Dal Sole24Ore una interessante disamina sulle varie forme di responsabilità per i professionisti e consulenti in materia di reati tributari.
Presupposti diversi per i profili civili, deontologici, amministrativi e penaliSergio Pellegrino Lucia Recchioni
Sono numerose le fattispecie nell’ambito delle quali possono sorgere questioni di responsabilità in capo al professionista, essendo tra l’altro necessario distinguere tra responsabilità amministrativa, civile, penale e deontologica.
Ognuna di queste forme di responsabilità, infatti, è caratterizzata da principi propri, ragion per cui, se in determinati casi non sussistono problematiche di responsabilità amministrativa, potrebbero comunque sorgere, ad esempio, rischi di richieste di risarcimento danni per responsabilità civile.

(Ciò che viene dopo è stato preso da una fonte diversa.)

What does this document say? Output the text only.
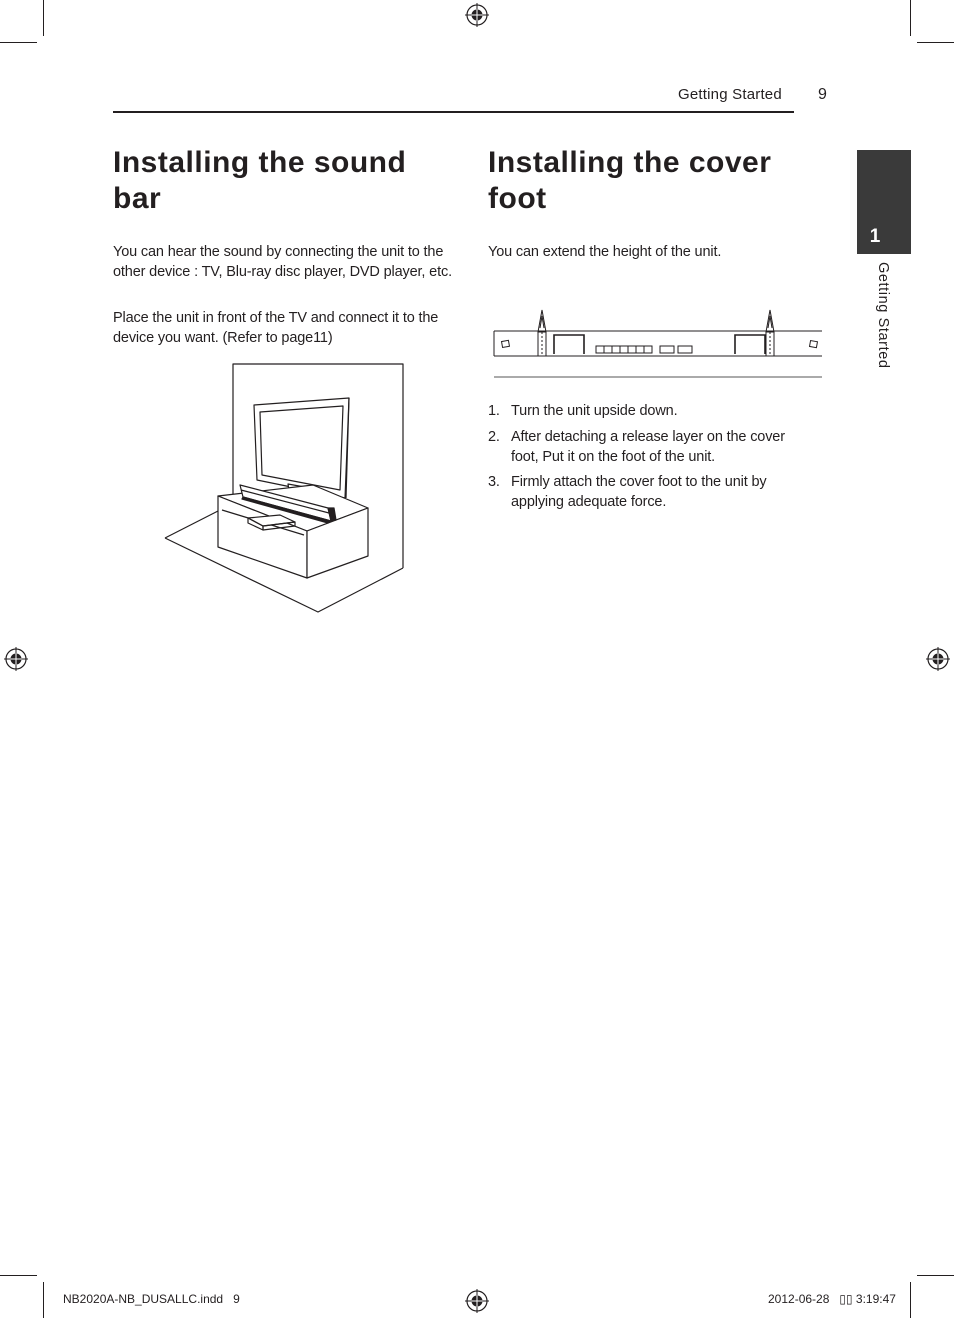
Getting Started 9
1
Getting Started
Installing the sound bar

You can hear the sound by connecting the unit to the other device : TV, Blu-ray disc player, DVD player, etc.

Place the unit in front of the TV and connect it to the device you want. (Refer to page11)

Installing the cover foot

You can extend the height of the unit.

1. Turn the unit upside down.
2. After detaching a release layer on the cover foot, Put it on the foot of the unit.
3. Firmly attach the cover foot to the unit by applying adequate force.
NB2020A-NB_DUSALLC.indd   9	2012-06-28   ▯▯ 3:19:47
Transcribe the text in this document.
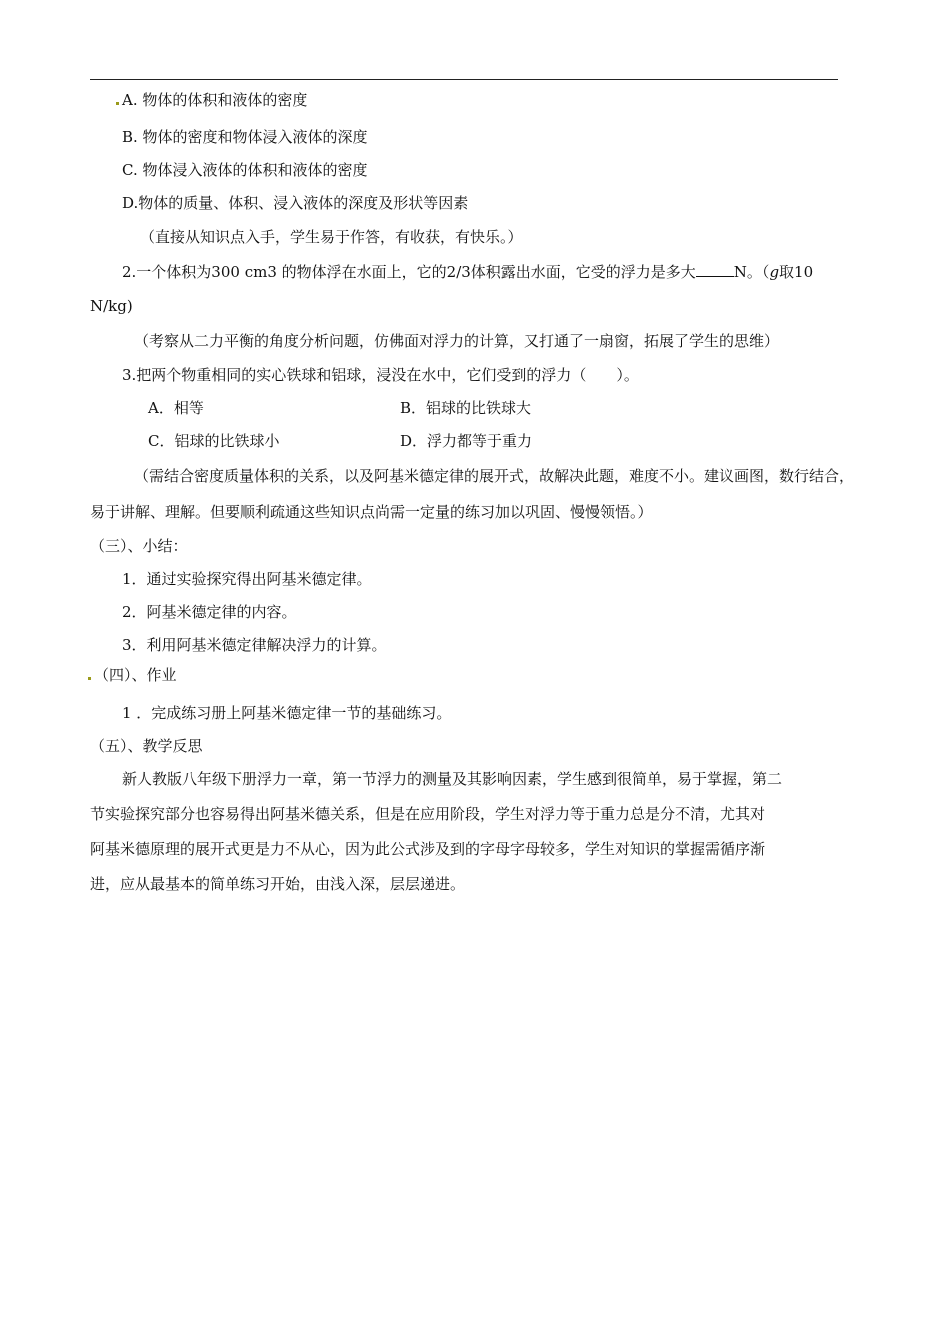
A. 物体的体积和液体的密度
B. 物体的密度和物体浸入液体的深度
C. 物体浸入液体的体积和液体的密度
D.物体的质量、体积、浸入液体的深度及形状等因素
（直接从知识点入手，学生易于作答，有收获，有快乐。）
2.一个体积为300 cm3 的物体浮在水面上，它的2/3体积露出水面，它受的浮力是多大	N。（g取10
N/kg)
（考察从二力平衡的角度分析问题，仿佛面对浮力的计算，又打通了一扇窗，拓展了学生的思维）
3.把两个物重相同的实心铁球和铝球，浸没在水中，它们受到的浮力（　　）。
A．相等	B．铝球的比铁球大
C．铝球的比铁球小	D．浮力都等于重力
（需结合密度质量体积的关系，以及阿基米德定律的展开式，故解决此题，难度不小。建议画图，数行结合，
易于讲解、理解。但要顺利疏通这些知识点尚需一定量的练习加以巩固、慢慢领悟。）
（三）、小结：
1．通过实验探究得出阿基米德定律。
2．阿基米德定律的内容。
3．利用阿基米德定律解决浮力的计算。
（四）、作业
1 ．完成练习册上阿基米德定律一节的基础练习。
（五）、教学反思
新人教版八年级下册浮力一章，第一节浮力的测量及其影响因素，学生感到很简单，易于掌握，第二
节实验探究部分也容易得出阿基米德关系，但是在应用阶段，学生对浮力等于重力总是分不清，尤其对
阿基米德原理的展开式更是力不从心，因为此公式涉及到的字母字母较多，学生对知识的掌握需循序渐
进，应从最基本的简单练习开始，由浅入深，层层递进。
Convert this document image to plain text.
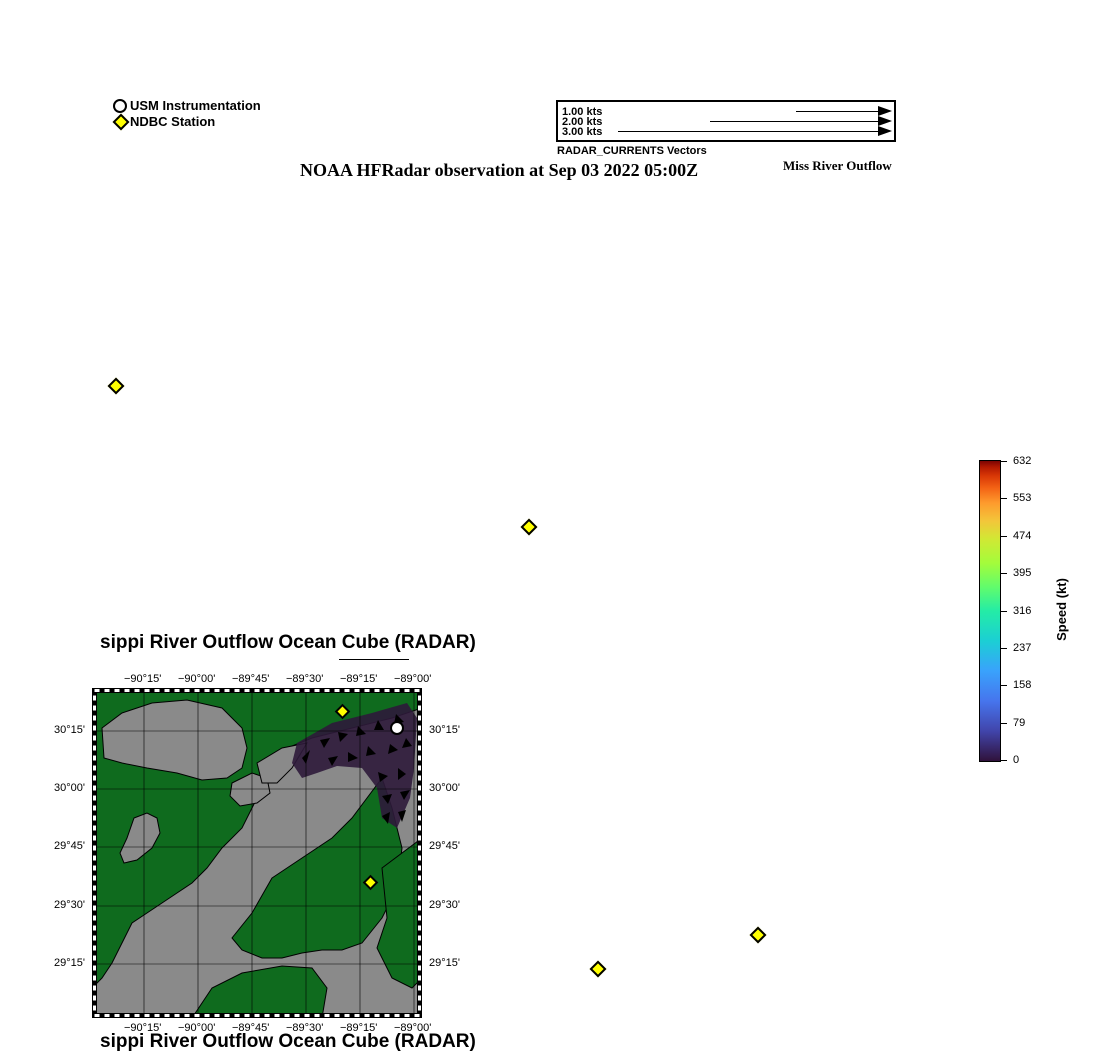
USM Instrumentation
NDBC Station
1.00 kts
2.00 kts
3.00 kts
RADAR_CURRENTS Vectors
NOAA HFRadar observation at Sep 03 2022 05:00Z	Miss River Outflow
632
553
474
395
316
237
158
79
0
Speed (kt)
sippi River Outflow Ocean Cube (RADAR)
sippi River Outflow Ocean Cube (RADAR)
−90°15'
−90°15'
−90°00'
−90°00'
−89°45'
−89°45'
−89°30'
−89°30'
−89°15'
−89°15'
−89°00'
−89°00'
30°15'	30°15'
30°00'	30°00'
29°45'	29°45'
29°30'	29°30'
29°15'	29°15'
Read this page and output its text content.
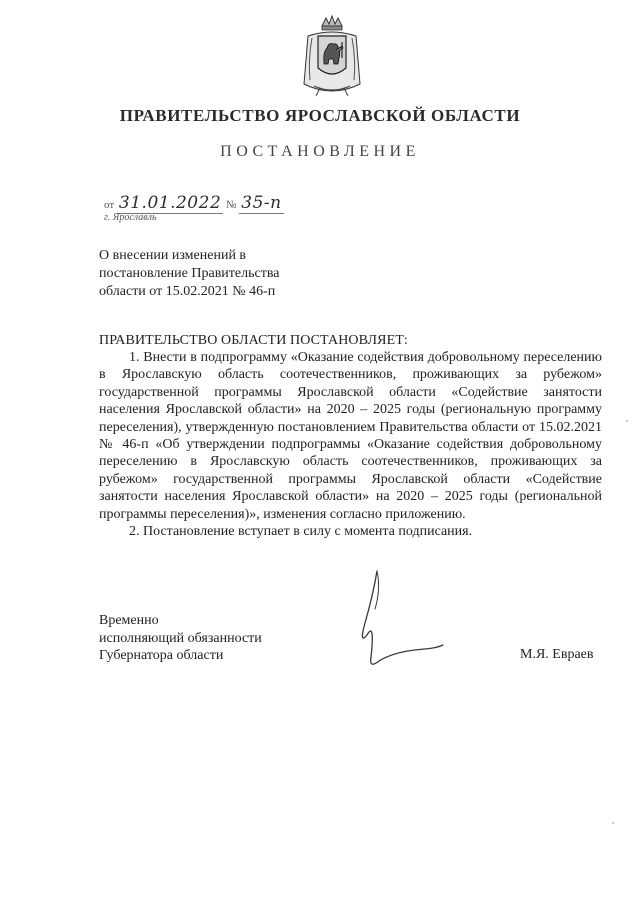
ПРАВИТЕЛЬСТВО ЯРОСЛАВСКОЙ ОБЛАСТИ
ПОСТАНОВЛЕНИЕ
от 31.01.2022 № 35-п
г. Ярославль
О внесении изменений в
постановление Правительства
области от 15.02.2021 № 46-п
ПРАВИТЕЛЬСТВО ОБЛАСТИ ПОСТАНОВЛЯЕТ:

1. Внести в подпрограмму «Оказание содействия добровольному переселению в Ярославскую область соотечественников, проживающих за рубежом» государственной программы Ярославской области «Содействие занятости населения Ярославской области» на 2020 – 2025 годы (региональную программу переселения), утвержденную постановлением Правительства области от 15.02.2021 № 46-п «Об утверждении подпрограммы «Оказание содействия добровольному переселению в Ярославскую область соотечественников, проживающих за рубежом» государственной программы Ярославской области «Содействие занятости населения Ярославской области» на 2020 – 2025 годы (региональной программы переселения)», изменения согласно приложению.

2. Постановление вступает в силу с момента подписания.

Временно
исполняющий обязанности
Губернатора области	М.Я. Евраев
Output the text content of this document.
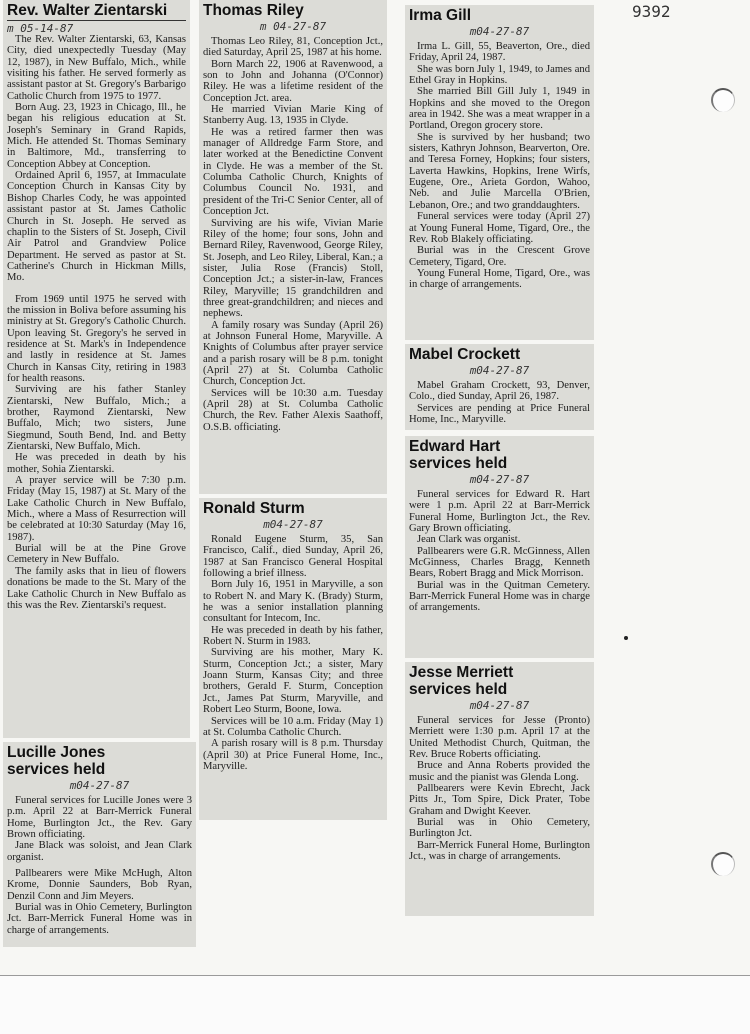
9392
Rev. Walter Zientarski
m 05-14-87

The Rev. Walter Zientarski, 63, Kansas City, died unexpectedly Tuesday (May 12, 1987), in New Buffalo, Mich., while visiting his father. He served formerly as assistant pastor at St. Gregory's Barbarigo Catholic Church from 1975 to 1977.

Born Aug. 23, 1923 in Chicago, Ill., he began his religious education at St. Joseph's Seminary in Grand Rapids, Mich. He attended St. Thomas Seminary in Baltimore, Md., transferring to Conception Abbey at Conception.

Ordained April 6, 1957, at Immaculate Conception Church in Kansas City by Bishop Charles Cody, he was appointed assistant pastor at St. James Catholic Church in St. Joseph. He served as chaplin to the Sisters of St. Joseph, Civil Air Patrol and Grandview Police Department. He served as pastor at St. Catherine's Church in Hickman Mills, Mo.

From 1969 until 1975 he served with the mission in Boliva before assuming his ministry at St. Gregory's Catholic Church. Upon leaving St. Gregory's he served in residence at St. Mark's in Independence and lastly in residence at St. James Church in Kansas City, retiring in 1983 for health reasons.

Surviving are his father Stanley Zientarski, New Buffalo, Mich.; a brother, Raymond Zientarski, New Buffalo, Mich; two sisters, June Siegmund, South Bend, Ind. and Betty Zientarski, New Buffalo, Mich.

He was preceded in death by his mother, Sohia Zientarski.

A prayer service will be 7:30 p.m. Friday (May 15, 1987) at St. Mary of the Lake Catholic Church in New Buffalo, Mich., where a Mass of Resurrection will be celebrated at 10:30 Saturday (May 16, 1987).

Burial will be at the Pine Grove Cemetery in New Buffalo.

The family asks that in lieu of flowers donations be made to the St. Mary of the Lake Catholic Church in New Buffalo as this was the Rev. Zientarski's request.

Lucille Jones
services held
m04-27-87

Funeral services for Lucille Jones were 3 p.m. April 22 at Barr-Merrick Funeral Home, Burlington Jct., the Rev. Gary Brown officiating.

Jane Black was soloist, and Jean Clark organist.

Pallbearers were Mike McHugh, Alton Krome, Donnie Saunders, Bob Ryan, Denzil Conn and Jim Meyers.

Burial was in Ohio Cemetery, Burlington Jct. Barr-Merrick Funeral Home was in charge of arrangements.

Thomas Riley
m 04-27-87

Thomas Leo Riley, 81, Conception Jct., died Saturday, April 25, 1987 at his home.

Born March 22, 1906 at Ravenwood, a son to John and Johanna (O'Connor) Riley. He was a lifetime resident of the Conception Jct. area.

He married Vivian Marie King of Stanberry Aug. 13, 1935 in Clyde.

He was a retired farmer then was manager of Alldredge Farm Store, and later worked at the Benedictine Convent in Clyde. He was a member of the St. Columba Catholic Church, Knights of Columbus Council No. 1931, and president of the Tri-C Senior Center, all of Conception Jct.

Surviving are his wife, Vivian Marie Riley of the home; four sons, John and Bernard Riley, Ravenwood, George Riley, St. Joseph, and Leo Riley, Liberal, Kan.; a sister, Julia Rose (Francis) Stoll, Conception Jct.; a sister-in-law, Frances Riley, Maryville; 15 grandchildren and three great-grandchildren; and nieces and nephews.

A family rosary was Sunday (April 26) at Johnson Funeral Home, Maryville. A Knights of Columbus after prayer service and a parish rosary will be 8 p.m. tonight (April 27) at St. Columba Catholic Church, Conception Jct.

Services will be 10:30 a.m. Tuesday (April 28) at St. Columba Catholic Church, the Rev. Father Alexis Saathoff, O.S.B. officiating.

Ronald Sturm
m04-27-87

Ronald Eugene Sturm, 35, San Francisco, Calif., died Sunday, April 26, 1987 at San Francisco General Hospital following a brief illness.

Born July 16, 1951 in Maryville, a son to Robert N. and Mary K. (Brady) Sturm, he was a senior installation planning consultant for Intecom, Inc.

He was preceded in death by his father, Robert N. Sturm in 1983.

Surviving are his mother, Mary K. Sturm, Conception Jct.; a sister, Mary Joann Sturm, Kansas City; and three brothers, Gerald F. Sturm, Conception Jct., James Pat Sturm, Maryville, and Robert Leo Sturm, Boone, Iowa.

Services will be 10 a.m. Friday (May 1) at St. Columba Catholic Church.

A parish rosary will is 8 p.m. Thursday (April 30) at Price Funeral Home, Inc., Maryville.

Irma Gill
m04-27-87

Irma L. Gill, 55, Beaverton, Ore., died Friday, April 24, 1987.

She was born July 1, 1949, to James and Ethel Gray in Hopkins.

She married Bill Gill July 1, 1949 in Hopkins and she moved to the Oregon area in 1942. She was a meat wrapper in a Portland, Oregon grocery store.

She is survived by her husband; two sisters, Kathryn Johnson, Bearverton, Ore. and Teresa Forney, Hopkins; four sisters, Laverta Hawkins, Hopkins, Irene Wirfs, Eugene, Ore., Arieta Gordon, Wahoo, Neb. and Julie Marcella O'Brien, Lebanon, Ore.; and two granddaughters.

Funeral services were today (April 27) at Young Funeral Home, Tigard, Ore., the Rev. Rob Blakely officiating.

Burial was in the Crescent Grove Cemetery, Tigard, Ore.

Young Funeral Home, Tigard, Ore., was in charge of arrangements.

Mabel Crockett
m04-27-87

Mabel Graham Crockett, 93, Denver, Colo., died Sunday, April 26, 1987.

Services are pending at Price Funeral Home, Inc., Maryville.

Edward Hart
services held
m04-27-87

Funeral services for Edward R. Hart were 1 p.m. April 22 at Barr-Merrick Funeral Home, Burlington Jct., the Rev. Gary Brown officiating.

Jean Clark was organist.

Pallbearers were G.R. McGinness, Allen McGinness, Charles Bragg, Kenneth Bears, Robert Bragg and Mick Morrison.

Burial was in the Quitman Cemetery. Barr-Merrick Funeral Home was in charge of arrangements.

Jesse Merriett
services held
m04-27-87

Funeral services for Jesse (Pronto) Merriett were 1:30 p.m. April 17 at the United Methodist Church, Quitman, the Rev. Bruce Roberts officiating.

Bruce and Anna Roberts provided the music and the pianist was Glenda Long.

Pallbearers were Kevin Ebrecht, Jack Pitts Jr., Tom Spire, Dick Prater, Tobe Graham and Dwight Keever.

Burial was in Ohio Cemetery, Burlington Jct.

Barr-Merrick Funeral Home, Burlington Jct., was in charge of arrangements.
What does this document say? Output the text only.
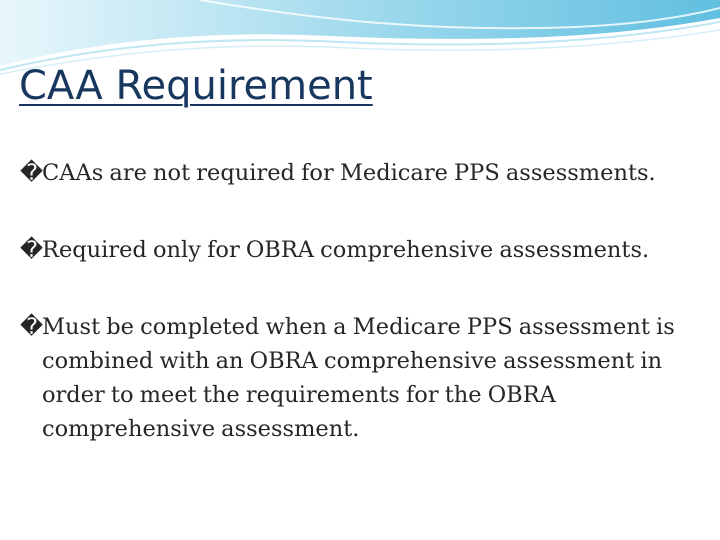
CAA Requirement
�
CAAs are not required for Medicare PPS assessments.
�
Required only for OBRA comprehensive assessments.
�
Must be completed when a Medicare PPS assessment is combined with an OBRA comprehensive assessment in order to meet the requirements for the OBRA comprehensive assessment.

In ambito penale ci sono due norme rilevanti: da un lato l’articolo 110 del Codice penale, in materia di concorso di persone nel reato, e, dall’altro, la circostanza aggravante dettata dal comma 3 dell’articolo 13-bis del Dlgs 74/2000, in forza della quale le pene sono aumentate della metà se il reato è commesso dal concorrente nell’esercizio dell’attività di consulenza fiscale svolta da un professionista attraverso l’elaborazione o la commercializzazione di modelli di evasione fiscale.
Affinché possa configurarsi il concorso del consulente nel reato tributario commesso dal contribuente è necessario che il suo contributo sia concreto e consapevole, ragion per cui può ritenersi sussistente un’ipotesi di responsabilità soltanto in caso di dolo, quando il consulente risulta vero e proprio ispiratore della frode, essendo invece irrilevante il fatto che abbia o meno beneficiato dell’illecito.
In tema di reati tributari, vi è poi un ulteriore aspetto da tenere a mente, rappresentato – come detto – dalla specifica circostanza aggravante prevista se il reato è commesso dal concorrente nell’esercizio dell’attività di consulenza fiscale svolta da un professionista. Sebbene la norma non lo richieda espressamente, in questo caso, come evidenziato anche dalla Cassazione con la sentenza 1999 del 18 gennaio 2018, è richiesta una particolare modalità della condotta, ovvero la “serialità”. Considerato, infatti, che la norma attribuisce rilievo all’elaborazione o commercializzazione di «modelli di evasione», deve ritenersi rilevante una certa «abitualità e ripetitività della condotta incriminata».